There is a Daughter of St. Paul who has kept a skull on her desk for the past year and tweets about her reflections from memento mori.
Catholics have long been good about memento mori. Modern
goths can only best appropriate medieval to Victorian Christian art. Churches
built on the sites of martyrs, or using the bones as the building materials.
Skulls, skeletons, and tombs carved on churches and tombs. Rubbing ashes on our
foreheads. Death itself personified in danse macabre paintings. The memento
mori theme also appears in liturgies, music, and poems.
It seems that times of death, such as war and plague, show a
rise in memento mori focus. When death is out in the open, one has to address
it. But it might be even more important to remember it in times when death is
hidden, tucked away from daily life in hospitals and funeral homes.

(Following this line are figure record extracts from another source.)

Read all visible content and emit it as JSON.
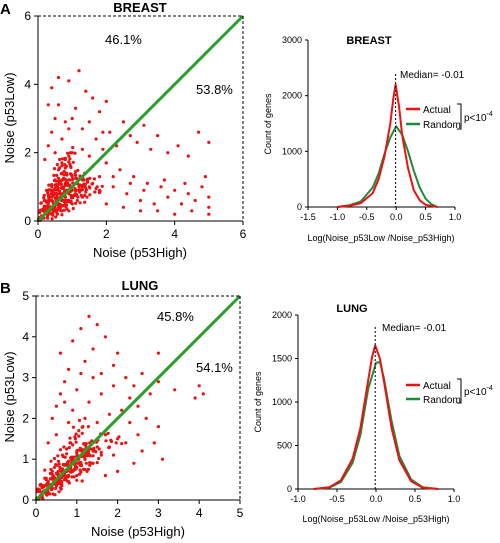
{
  "panels": {
    "A": {
      "letter": "A",
      "scatter": {
        "title": "BREAST",
        "pct_above": "46.1%",
        "pct_below": "53.8%"
      },
      "hist": {
        "median_label": "Median= -0.01",
        "p_value_text": "p<10",
        "p_value_exp": "-4"
      }
    },
    "B": {
      "letter": "B",
      "scatter": {
        "title": "LUNG",
        "pct_above": "45.8%",
        "pct_below": "54.1%"
      },
      "hist": {
        "median_label": "Median= -0.01",
        "p_value_text": "p<10",
        "p_value_exp": "-4"
      }
    }
  },
  "colors": {
    "points": "#ee1111",
    "diagonal": "#2aa02a",
    "actual": "#ee1111",
    "random": "#1f8a3a",
    "median_line": "#000000"
  },
  "chart_data": [
    {
      "type": "scatter",
      "title": "BREAST",
      "xlabel": "Noise (p53High)",
      "ylabel": "Noise (p53Low)",
      "xlim": [
        0,
        6
      ],
      "ylim": [
        0,
        6
      ],
      "xticks": [
        "0",
        "2",
        "4",
        "6"
      ],
      "yticks": [
        "0",
        "2",
        "4",
        "6"
      ],
      "annotations": [
        "46.1%",
        "53.8%"
      ],
      "reference_line": "y = x",
      "point_color": "#ee1111",
      "dense_cluster_points": [
        [
          0.05,
          0.1
        ],
        [
          0.1,
          0.15
        ],
        [
          0.15,
          0.1
        ],
        [
          0.2,
          0.25
        ],
        [
          0.25,
          0.3
        ],
        [
          0.3,
          0.2
        ],
        [
          0.35,
          0.4
        ],
        [
          0.4,
          0.35
        ],
        [
          0.45,
          0.5
        ],
        [
          0.5,
          0.45
        ],
        [
          0.55,
          0.6
        ],
        [
          0.6,
          0.5
        ],
        [
          0.65,
          0.7
        ],
        [
          0.7,
          0.6
        ],
        [
          0.75,
          0.8
        ],
        [
          0.8,
          0.7
        ],
        [
          0.85,
          0.9
        ],
        [
          0.9,
          0.8
        ],
        [
          0.95,
          1.0
        ],
        [
          1.0,
          0.9
        ],
        [
          0.3,
          0.5
        ],
        [
          0.5,
          0.8
        ],
        [
          0.6,
          0.9
        ],
        [
          0.4,
          0.7
        ],
        [
          0.7,
          1.0
        ],
        [
          0.8,
          1.1
        ],
        [
          0.9,
          1.2
        ],
        [
          1.0,
          1.3
        ],
        [
          1.1,
          1.1
        ],
        [
          1.2,
          1.0
        ],
        [
          0.2,
          0.4
        ],
        [
          0.5,
          0.3
        ],
        [
          0.6,
          0.4
        ],
        [
          0.7,
          0.45
        ],
        [
          0.8,
          0.5
        ],
        [
          0.9,
          0.6
        ],
        [
          1.0,
          0.7
        ],
        [
          1.1,
          0.8
        ],
        [
          1.2,
          0.9
        ],
        [
          1.3,
          1.0
        ],
        [
          0.35,
          0.6
        ],
        [
          0.45,
          0.75
        ],
        [
          0.55,
          0.95
        ],
        [
          0.65,
          1.1
        ],
        [
          0.75,
          1.25
        ],
        [
          0.85,
          1.35
        ],
        [
          0.4,
          0.2
        ],
        [
          0.55,
          0.25
        ],
        [
          0.7,
          0.3
        ],
        [
          0.85,
          0.35
        ],
        [
          1.0,
          0.5
        ],
        [
          1.15,
          0.6
        ],
        [
          1.3,
          0.7
        ],
        [
          1.4,
          0.85
        ],
        [
          1.5,
          1.0
        ],
        [
          0.25,
          0.55
        ],
        [
          0.3,
          0.75
        ],
        [
          0.5,
          1.05
        ],
        [
          0.6,
          1.25
        ],
        [
          0.7,
          1.4
        ],
        [
          0.8,
          1.55
        ],
        [
          0.95,
          1.6
        ],
        [
          1.1,
          1.45
        ],
        [
          1.25,
          1.3
        ],
        [
          1.35,
          1.2
        ],
        [
          1.45,
          1.15
        ],
        [
          1.6,
          1.1
        ],
        [
          1.7,
          0.95
        ],
        [
          1.8,
          0.9
        ],
        [
          0.15,
          0.3
        ],
        [
          0.2,
          0.6
        ],
        [
          0.3,
          0.9
        ],
        [
          0.4,
          1.0
        ],
        [
          0.5,
          1.2
        ],
        [
          0.6,
          1.5
        ],
        [
          0.7,
          1.7
        ],
        [
          0.8,
          1.8
        ],
        [
          0.9,
          1.9
        ],
        [
          1.0,
          2.0
        ]
      ],
      "spread_points": [
        [
          0.2,
          1.8
        ],
        [
          0.3,
          2.2
        ],
        [
          0.4,
          2.6
        ],
        [
          0.5,
          3.0
        ],
        [
          0.6,
          3.4
        ],
        [
          0.4,
          3.9
        ],
        [
          0.6,
          4.2
        ],
        [
          0.9,
          4.1
        ],
        [
          1.2,
          4.4
        ],
        [
          1.4,
          3.8
        ],
        [
          1.6,
          3.6
        ],
        [
          1.1,
          3.3
        ],
        [
          0.8,
          2.9
        ],
        [
          1.3,
          2.7
        ],
        [
          1.7,
          2.4
        ],
        [
          1.9,
          2.1
        ],
        [
          2.1,
          2.6
        ],
        [
          2.3,
          2.2
        ],
        [
          2.5,
          2.9
        ],
        [
          2.7,
          2.5
        ],
        [
          2.9,
          2.3
        ],
        [
          3.1,
          2.8
        ],
        [
          3.3,
          2.1
        ],
        [
          3.5,
          2.5
        ],
        [
          3.8,
          2.0
        ],
        [
          4.1,
          2.2
        ],
        [
          4.4,
          1.9
        ],
        [
          4.7,
          2.6
        ],
        [
          5.0,
          2.3
        ],
        [
          2.0,
          1.7
        ],
        [
          2.4,
          1.5
        ],
        [
          2.8,
          1.3
        ],
        [
          3.2,
          1.1
        ],
        [
          3.6,
          1.0
        ],
        [
          4.0,
          0.9
        ],
        [
          4.4,
          0.8
        ],
        [
          4.8,
          1.0
        ],
        [
          5.0,
          0.7
        ],
        [
          2.2,
          1.0
        ],
        [
          2.6,
          0.8
        ],
        [
          3.0,
          0.6
        ],
        [
          3.4,
          0.5
        ],
        [
          3.8,
          0.7
        ],
        [
          4.2,
          0.5
        ],
        [
          4.6,
          0.6
        ],
        [
          5.0,
          0.4
        ],
        [
          2.0,
          0.5
        ],
        [
          2.5,
          0.4
        ],
        [
          3.0,
          0.3
        ],
        [
          3.5,
          0.3
        ],
        [
          4.0,
          0.2
        ],
        [
          4.5,
          0.3
        ],
        [
          5.0,
          0.2
        ],
        [
          1.8,
          1.3
        ],
        [
          1.6,
          1.6
        ],
        [
          1.5,
          1.9
        ],
        [
          1.3,
          2.1
        ],
        [
          2.2,
          1.3
        ],
        [
          2.7,
          1.1
        ],
        [
          3.1,
          0.9
        ],
        [
          3.7,
          1.2
        ],
        [
          4.3,
          1.1
        ],
        [
          4.9,
          1.3
        ],
        [
          0.5,
          2.0
        ],
        [
          0.7,
          2.4
        ],
        [
          0.9,
          2.7
        ],
        [
          1.0,
          3.0
        ],
        [
          0.3,
          3.4
        ],
        [
          1.5,
          2.9
        ],
        [
          1.8,
          3.2
        ],
        [
          2.0,
          3.5
        ],
        [
          1.9,
          2.6
        ]
      ]
    },
    {
      "type": "line",
      "title": "BREAST",
      "xlabel": "Log(Noise_p53Low /Noise_p53High)",
      "ylabel": "Count of genes",
      "xlim": [
        -1.5,
        1.0
      ],
      "ylim": [
        0,
        3000
      ],
      "xticks": [
        "-1.5",
        "-1.0",
        "-0.5",
        "0.0",
        "0.5",
        "1.0"
      ],
      "yticks": [
        "0",
        "1000",
        "2000",
        "3000"
      ],
      "median": -0.01,
      "median_label": "Median= -0.01",
      "series": [
        {
          "name": "Actual",
          "color": "#ee1111",
          "x": [
            -1.0,
            -0.8,
            -0.6,
            -0.4,
            -0.3,
            -0.2,
            -0.1,
            -0.05,
            -0.01,
            0.05,
            0.1,
            0.2,
            0.3,
            0.4,
            0.5,
            0.7
          ],
          "y": [
            0,
            20,
            70,
            250,
            500,
            900,
            1500,
            1950,
            2200,
            1800,
            1300,
            700,
            300,
            120,
            40,
            0
          ]
        },
        {
          "name": "Random",
          "color": "#1f8a3a",
          "x": [
            -1.0,
            -0.8,
            -0.6,
            -0.4,
            -0.3,
            -0.2,
            -0.1,
            0.0,
            0.1,
            0.2,
            0.3,
            0.4,
            0.5,
            0.6,
            0.7
          ],
          "y": [
            0,
            30,
            100,
            350,
            600,
            950,
            1250,
            1450,
            1300,
            1000,
            650,
            350,
            150,
            50,
            0
          ]
        }
      ],
      "annotation": "p<10^-4"
    },
    {
      "type": "scatter",
      "title": "LUNG",
      "xlabel": "Noise (p53High)",
      "ylabel": "Noise (p53Low)",
      "xlim": [
        0,
        5
      ],
      "ylim": [
        0,
        5
      ],
      "xticks": [
        "0",
        "1",
        "2",
        "3",
        "4",
        "5"
      ],
      "yticks": [
        "0",
        "1",
        "2",
        "3",
        "4",
        "5"
      ],
      "annotations": [
        "45.8%",
        "54.1%"
      ],
      "reference_line": "y = x",
      "point_color": "#ee1111",
      "dense_cluster_points": [
        [
          0.05,
          0.05
        ],
        [
          0.1,
          0.1
        ],
        [
          0.15,
          0.12
        ],
        [
          0.2,
          0.18
        ],
        [
          0.25,
          0.22
        ],
        [
          0.3,
          0.28
        ],
        [
          0.35,
          0.3
        ],
        [
          0.4,
          0.38
        ],
        [
          0.45,
          0.4
        ],
        [
          0.5,
          0.48
        ],
        [
          0.55,
          0.5
        ],
        [
          0.6,
          0.58
        ],
        [
          0.65,
          0.6
        ],
        [
          0.7,
          0.68
        ],
        [
          0.75,
          0.7
        ],
        [
          0.8,
          0.78
        ],
        [
          0.85,
          0.8
        ],
        [
          0.9,
          0.88
        ],
        [
          0.95,
          0.9
        ],
        [
          1.0,
          0.98
        ],
        [
          1.05,
          1.0
        ],
        [
          1.1,
          1.08
        ],
        [
          1.15,
          1.1
        ],
        [
          1.2,
          1.15
        ],
        [
          1.25,
          1.2
        ],
        [
          1.3,
          1.25
        ],
        [
          0.2,
          0.35
        ],
        [
          0.3,
          0.45
        ],
        [
          0.4,
          0.55
        ],
        [
          0.5,
          0.65
        ],
        [
          0.6,
          0.75
        ],
        [
          0.7,
          0.85
        ],
        [
          0.8,
          0.95
        ],
        [
          0.9,
          1.05
        ],
        [
          1.0,
          1.15
        ],
        [
          1.1,
          1.25
        ],
        [
          1.2,
          1.35
        ],
        [
          0.3,
          0.2
        ],
        [
          0.4,
          0.28
        ],
        [
          0.5,
          0.35
        ],
        [
          0.6,
          0.45
        ],
        [
          0.7,
          0.5
        ],
        [
          0.8,
          0.6
        ],
        [
          0.9,
          0.7
        ],
        [
          1.0,
          0.8
        ],
        [
          1.1,
          0.9
        ],
        [
          1.2,
          1.0
        ],
        [
          1.3,
          1.1
        ],
        [
          1.4,
          1.2
        ],
        [
          1.5,
          1.3
        ],
        [
          0.25,
          0.5
        ],
        [
          0.35,
          0.65
        ],
        [
          0.45,
          0.8
        ],
        [
          0.55,
          0.95
        ],
        [
          0.65,
          1.1
        ],
        [
          0.75,
          1.25
        ],
        [
          0.85,
          1.4
        ],
        [
          0.95,
          1.55
        ],
        [
          1.05,
          1.7
        ],
        [
          1.15,
          1.8
        ],
        [
          0.6,
          0.3
        ],
        [
          0.8,
          0.45
        ],
        [
          1.0,
          0.6
        ],
        [
          1.2,
          0.75
        ],
        [
          1.4,
          0.9
        ],
        [
          1.6,
          1.1
        ],
        [
          1.8,
          1.3
        ],
        [
          2.0,
          1.5
        ],
        [
          1.5,
          1.5
        ],
        [
          1.7,
          1.6
        ],
        [
          0.15,
          0.3
        ],
        [
          0.1,
          0.2
        ]
      ],
      "spread_points": [
        [
          0.4,
          2.0
        ],
        [
          0.5,
          2.3
        ],
        [
          0.6,
          2.6
        ],
        [
          0.7,
          2.9
        ],
        [
          0.8,
          3.2
        ],
        [
          0.6,
          3.6
        ],
        [
          0.9,
          3.9
        ],
        [
          1.1,
          4.2
        ],
        [
          1.3,
          4.5
        ],
        [
          1.5,
          4.3
        ],
        [
          1.7,
          4.0
        ],
        [
          1.4,
          3.7
        ],
        [
          1.2,
          3.4
        ],
        [
          1.6,
          3.1
        ],
        [
          1.9,
          3.3
        ],
        [
          2.0,
          3.6
        ],
        [
          2.2,
          3.0
        ],
        [
          2.4,
          2.8
        ],
        [
          2.6,
          3.1
        ],
        [
          2.3,
          2.5
        ],
        [
          2.1,
          2.2
        ],
        [
          1.8,
          2.1
        ],
        [
          1.3,
          2.4
        ],
        [
          1.0,
          2.7
        ],
        [
          2.5,
          2.3
        ],
        [
          2.8,
          2.6
        ],
        [
          3.0,
          2.9
        ],
        [
          3.2,
          3.2
        ],
        [
          3.4,
          2.7
        ],
        [
          2.7,
          2.0
        ],
        [
          3.0,
          1.8
        ],
        [
          2.5,
          1.6
        ],
        [
          2.2,
          1.4
        ],
        [
          1.9,
          1.1
        ],
        [
          2.4,
          0.9
        ],
        [
          2.0,
          0.7
        ],
        [
          1.7,
          0.6
        ],
        [
          2.6,
          1.2
        ],
        [
          2.9,
          1.4
        ],
        [
          3.1,
          1.0
        ],
        [
          3.0,
          3.6
        ],
        [
          3.9,
          2.5
        ],
        [
          4.0,
          2.8
        ],
        [
          4.1,
          2.6
        ],
        [
          1.6,
          2.6
        ],
        [
          1.9,
          2.8
        ],
        [
          0.9,
          2.2
        ],
        [
          0.7,
          2.4
        ],
        [
          1.1,
          3.1
        ],
        [
          1.4,
          3.0
        ],
        [
          0.5,
          1.6
        ],
        [
          0.3,
          1.4
        ],
        [
          0.8,
          1.9
        ],
        [
          1.2,
          2.0
        ],
        [
          1.5,
          1.9
        ],
        [
          2.3,
          1.9
        ]
      ]
    },
    {
      "type": "line",
      "title": "LUNG",
      "xlabel": "Log(Noise_p53Low /Noise_p53High)",
      "ylabel": "Count of genes",
      "xlim": [
        -1.0,
        1.0
      ],
      "ylim": [
        0,
        2000
      ],
      "xticks": [
        "-1.0",
        "-0.5",
        "0.0",
        "0.5",
        "1.0"
      ],
      "yticks": [
        "0",
        "500",
        "1000",
        "1500",
        "2000"
      ],
      "median": -0.01,
      "median_label": "Median= -0.01",
      "series": [
        {
          "name": "Actual",
          "color": "#ee1111",
          "x": [
            -0.8,
            -0.6,
            -0.45,
            -0.3,
            -0.2,
            -0.1,
            -0.05,
            -0.01,
            0.05,
            0.1,
            0.2,
            0.3,
            0.45,
            0.6,
            0.8
          ],
          "y": [
            0,
            20,
            100,
            350,
            700,
            1250,
            1520,
            1650,
            1500,
            1250,
            700,
            330,
            90,
            15,
            0
          ]
        },
        {
          "name": "Random",
          "color": "#1f8a3a",
          "x": [
            -0.8,
            -0.6,
            -0.45,
            -0.3,
            -0.2,
            -0.1,
            0.0,
            0.05,
            0.1,
            0.2,
            0.3,
            0.45,
            0.6,
            0.8
          ],
          "y": [
            0,
            15,
            80,
            300,
            620,
            1150,
            1450,
            1460,
            1280,
            780,
            380,
            110,
            20,
            0
          ]
        }
      ],
      "annotation": "p<10^-4"
    }
  ]
}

I read on some forum recently, “The main purpose is to help
people die properly. That’s the main reason to practice Christianity; to make
sure that when you die, you do so the right way.”
Everyone will die. And we believe that is not the end. There
is judgement, purgation, hell, heaven, resurrection, the world to come. So we
must prepare. And that starts with death, the frivolity and vanity of
earthly-minded things, and the importance of what comes next.
Remember you will die. Remember death. Remember its defeat.